VI. Por la cruz bendita

Aunque era mayo uno se acercaba al parque para ver si habían llegado ya los carromatos. Uno sabía que hasta entrado el verano el parque no se poblaba de hogueras, de voces de niños y de cantes a media noche. Era gente que con el tiempo de la recolecta hacía del verano su vida, del bosque su casa y de los tomates su tesoro. Era el tiempo de los gitanos.

Uno iba allí con algo de temor. Bueno, vale, sí, con bastante miedo. Pero no se quería perder la llegada de las diligencias cargadas de niñas con trenzas, de hombres con sombreros negros y de las madres del desparpajo y los collares blancos. Uno pensaba que era la verdadera caravana del oeste, la de las películas del cine de verano. Pero por la noche la caravana se convertía en el bosque del Hombre Lobo, la mujer en una zíngara que te hablaba del futuro en tus manos, y las guitarras del sur en panderetas y cantos del castillo de Drácula. O al menos eso era lo que uno había visto en las novelas ilustradas de Bruguera que compraba en el atrio de la iglesia: dibujos de Transilvania, robos en La Isla del Diablo, rezos en Las Cruzadas, amores de Las Mil y una noches, y el niño perdido en el bosque que fue criado por una manada de lobos.

Porque con la llegada de los gitanos a su vida llegaron los nómadas, y también las películas de Manolo Escobar al cine de Guadiana, y ese eterno juramento de pagarle la entrada a la mama Isabel a la semana que viene, cuando cobremos los tomates.

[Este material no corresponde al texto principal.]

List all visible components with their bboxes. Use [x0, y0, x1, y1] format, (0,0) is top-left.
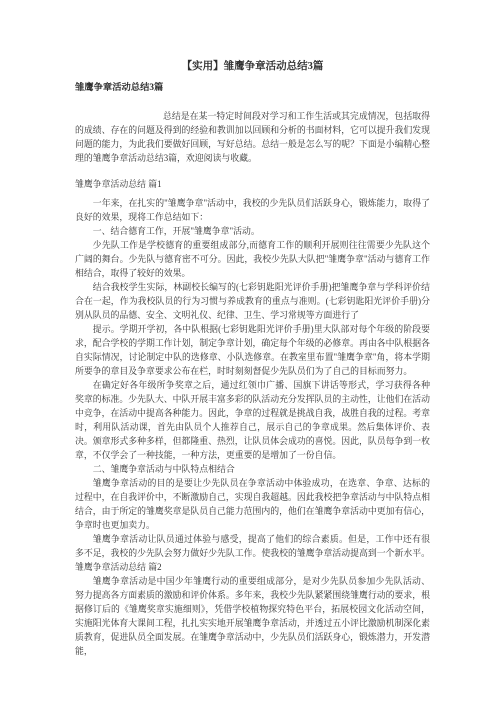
- section-1-paragraph: 在确定好各年级所争奖章之后，通过红领巾广播、国旗下讲话等形式，学习获得各种奖章的…: [75, 378, 430, 462]
- section-1-paragraph: 雏鹰争章活动的目的是要让少先队员在争章活动中体验成功，在选章、争章、达标的过程中…: [75, 476, 430, 532]
- section-1-paragraph: 雏鹰争章活动让队员通过体验与感受，提高了他们的综合素质。但是，工作中还有很多不足…: [75, 532, 430, 560]
- section-1-subheading-2: 二、雏鹰争章活动与中队特点相结合: [75, 462, 430, 476]
- section-2-heading: 雏鹰争章活动总结 篇2: [75, 560, 430, 574]
- document-title: 【实用】雏鹰争章活动总结3篇: [75, 60, 430, 73]
- section-1-paragraph: 一年来，在扎实的"雏鹰争章"活动中，我校的少先队员们活跃身心，锻炼能力，取得了良…: [75, 196, 430, 224]
- section-1-heading: 雏鹰争章活动总结 篇1: [75, 177, 430, 191]
- intro-paragraph: 总结是在某一特定时间段对学习和工作生活或其完成情况，包括取得的成绩、存在的问题及…: [75, 109, 430, 165]
- section-1-paragraph: 结合我校学生实际，林副校长编写的(七彩钥匙阳光评价手册)把雏鹰争章与学科评价结合…: [75, 280, 430, 322]
- section-1-subheading-1: 一、结合德育工作，开展"雏鹰争章"活动。: [75, 224, 430, 238]
- section-2-paragraph: 雏鹰争章活动是中国少年雏鹰行动的重要组成部分，是对少先队员参加少先队活动、努力提…: [75, 574, 430, 658]
- document-page: 【实用】雏鹰争章活动总结3篇 雏鹰争章活动总结3篇 总结是在某一特定时间段对学习…: [0, 0, 500, 707]
- document-subtitle: 雏鹰争章活动总结3篇: [75, 82, 430, 95]
- section-1-paragraph: 少先队工作是学校德育的重要组成部分,而德育工作的顺利开展则往往需要少先队这个广阔…: [75, 238, 430, 280]
- section-1-paragraph: 提示。学期开学初，各中队根据(七彩钥匙阳光评价手册)里大队部对每个年级的阶段要求…: [75, 322, 430, 378]
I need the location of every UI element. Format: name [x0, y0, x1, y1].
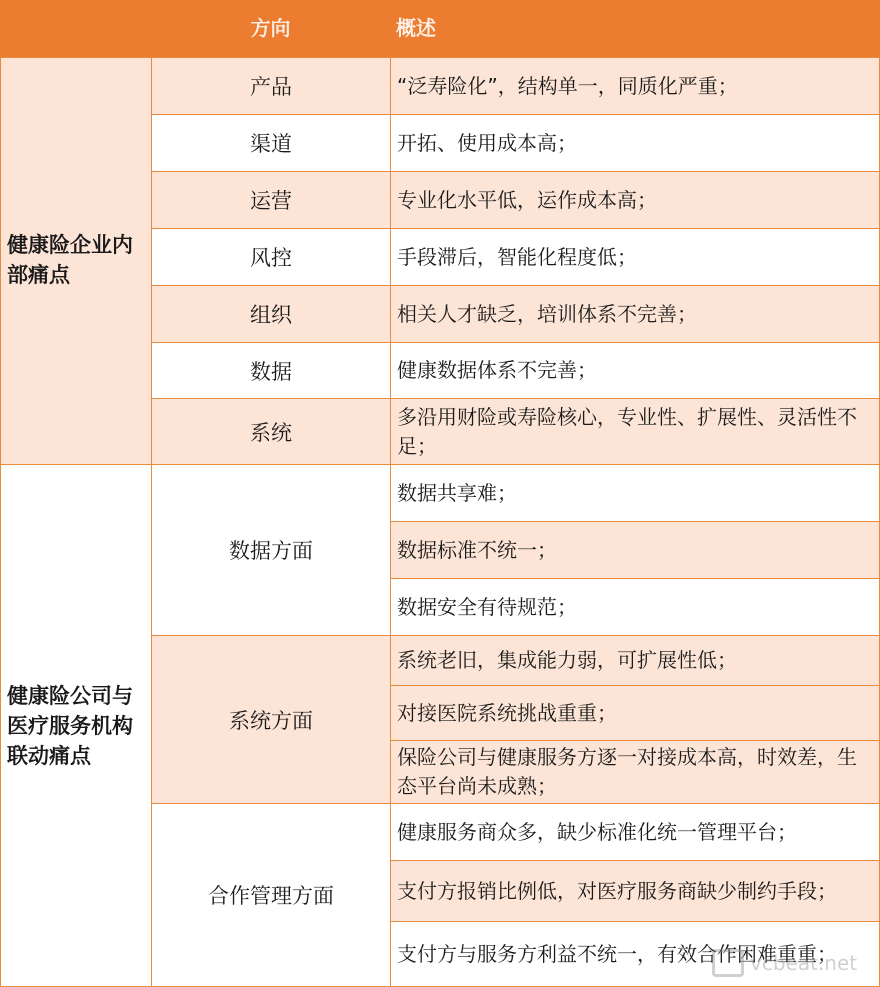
- summary-cell: 开拓、使用成本高；: [390, 114, 880, 172]
- summary-cell: 系统老旧，集成能力弱，可扩展性低；: [390, 635, 880, 686]
- header-summary: 概述: [396, 0, 436, 57]
- summary-cell: 数据标准不统一；: [390, 521, 880, 579]
- summary-cell: 数据共享难；: [390, 464, 880, 522]
- direction-cell: 渠道: [151, 114, 391, 172]
- summary-cell: 健康数据体系不完善；: [390, 342, 880, 399]
- watermark: vcbeat.net: [712, 945, 872, 981]
- summary-cell: 相关人才缺乏，培训体系不完善；: [390, 285, 880, 343]
- summary-cell: 多沿用财险或寿险核心，专业性、扩展性、灵活性不足；: [390, 398, 880, 465]
- summary-cell: 手段滞后，智能化程度低；: [390, 228, 880, 286]
- category-linkage: 健康险公司与医疗服务机构联动痛点: [0, 464, 152, 987]
- pain-points-table: 方向 概述 健康险企业内部痛点 产品 “泛寿险化”，结构单一，同质化严重； 渠道…: [0, 0, 880, 987]
- header-direction: 方向: [151, 0, 390, 57]
- summary-cell: 保险公司与健康服务方逐一对接成本高，时效差，生态平台尚未成熟；: [390, 740, 880, 804]
- summary-cell: 健康服务商众多，缺少标准化统一管理平台；: [390, 803, 880, 861]
- direction-cell: 数据方面: [151, 464, 391, 636]
- direction-cell: 运营: [151, 171, 391, 229]
- direction-cell: 系统: [151, 398, 391, 465]
- summary-cell: 对接医院系统挑战重重；: [390, 685, 880, 741]
- direction-cell: 组织: [151, 285, 391, 343]
- vcbeat-logo-icon: [712, 949, 744, 977]
- summary-cell: 专业化水平低，运作成本高；: [390, 171, 880, 229]
- table-header: 方向 概述: [0, 0, 880, 57]
- category-internal: 健康险企业内部痛点: [0, 57, 152, 465]
- direction-cell: 数据: [151, 342, 391, 399]
- direction-cell: 产品: [151, 57, 391, 115]
- direction-cell: 系统方面: [151, 635, 391, 804]
- summary-cell: “泛寿险化”，结构单一，同质化严重；: [390, 57, 880, 115]
- summary-cell: 支付方报销比例低，对医疗服务商缺少制约手段；: [390, 860, 880, 922]
- direction-cell: 合作管理方面: [151, 803, 391, 987]
- summary-cell: 数据安全有待规范；: [390, 578, 880, 636]
- watermark-text: vcbeat.net: [750, 951, 857, 975]
- direction-cell: 风控: [151, 228, 391, 286]
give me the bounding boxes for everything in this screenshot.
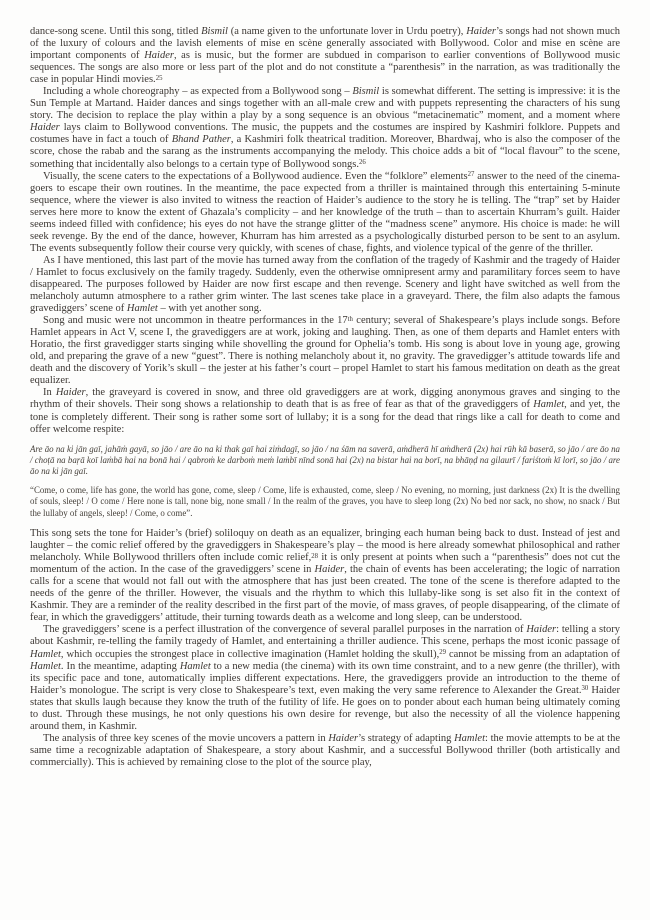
footnote-ref: 26 (359, 159, 366, 166)
italic-run: Bhand Pather (172, 134, 231, 145)
italic-run: Hamlet (533, 399, 564, 410)
footnote-ref: 27 (468, 171, 475, 178)
text-run: In (43, 387, 56, 398)
paragraph-bismil-choreography: Including a whole choreography – as expe… (30, 86, 620, 170)
paragraph-song-sets-tone: This song sets the tone for Haider’s (br… (30, 528, 620, 624)
paragraph-gravediggers-convergence: The gravediggers’ scene is a perfect ill… (30, 624, 620, 732)
paragraph-analysis-pattern: The analysis of three key scenes of the … (30, 733, 620, 769)
text-run: “Come, o come, life has gone, the world … (30, 485, 620, 518)
text-run: The gravediggers’ scene is a perfect ill… (43, 624, 526, 635)
text-run: dance-song scene. Until this song, title… (30, 26, 201, 37)
text-run: , the graveyard is covered in snow, and … (30, 387, 620, 410)
text-run: Are āo na ki jān gaī, jahāṁ gayā, so jāo… (30, 444, 620, 477)
italic-run: Bismil (201, 26, 228, 37)
text-run: Visually, the scene caters to the expect… (43, 171, 468, 182)
footnote-ref: 30 (582, 685, 589, 692)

Se lo juro, paya, se lo juro por la cruz bendita.

Con los gitanos uno aprendió que hubo un tiempo para ellos, y que después de haber llegado al Far Wext gente de Roma, donde las legiones, de la lejana Arabia, la de los cuentos, de allende los mares de América, de presos de Castilla, los del canal, y de familias de Usagre y de Campanario, en los parques de la tierra colonizada se levantaron campamentos de gente de paso.

Y aunque el parque no era parque, era un bosque de eucaliptos que habían plantado en los primeros años de nuestras vidas, con la idea de proteger de los vientos del oeste al pueblo, y en los carromatos no viajaba la familia Ingalls, a uno le quedaba el miedo metido en el cuerpo, y las aventuras de Bruguera y los sortilegios del Hombre Lobo en la cabeza.

Una noche, pasado el tiempo, el pueblo creció, talaron los árboles, el parque desapareció, y los gitanos abandonaron el bosque tal como llegaron, con el sombrero y los collares al viento que nunca volvió.

Y uno fue allí, donde ahora viven el mellizo Ramón y la su María, y encontró una piedra con una cruz pintada con carbón, y debajo de ella una moneda de 25 pesetas con la cara de Manolo Escobar, de carbón también, en el reverso. Eran los 25 juramentos para el verano que alguien dejó allí para Isabel.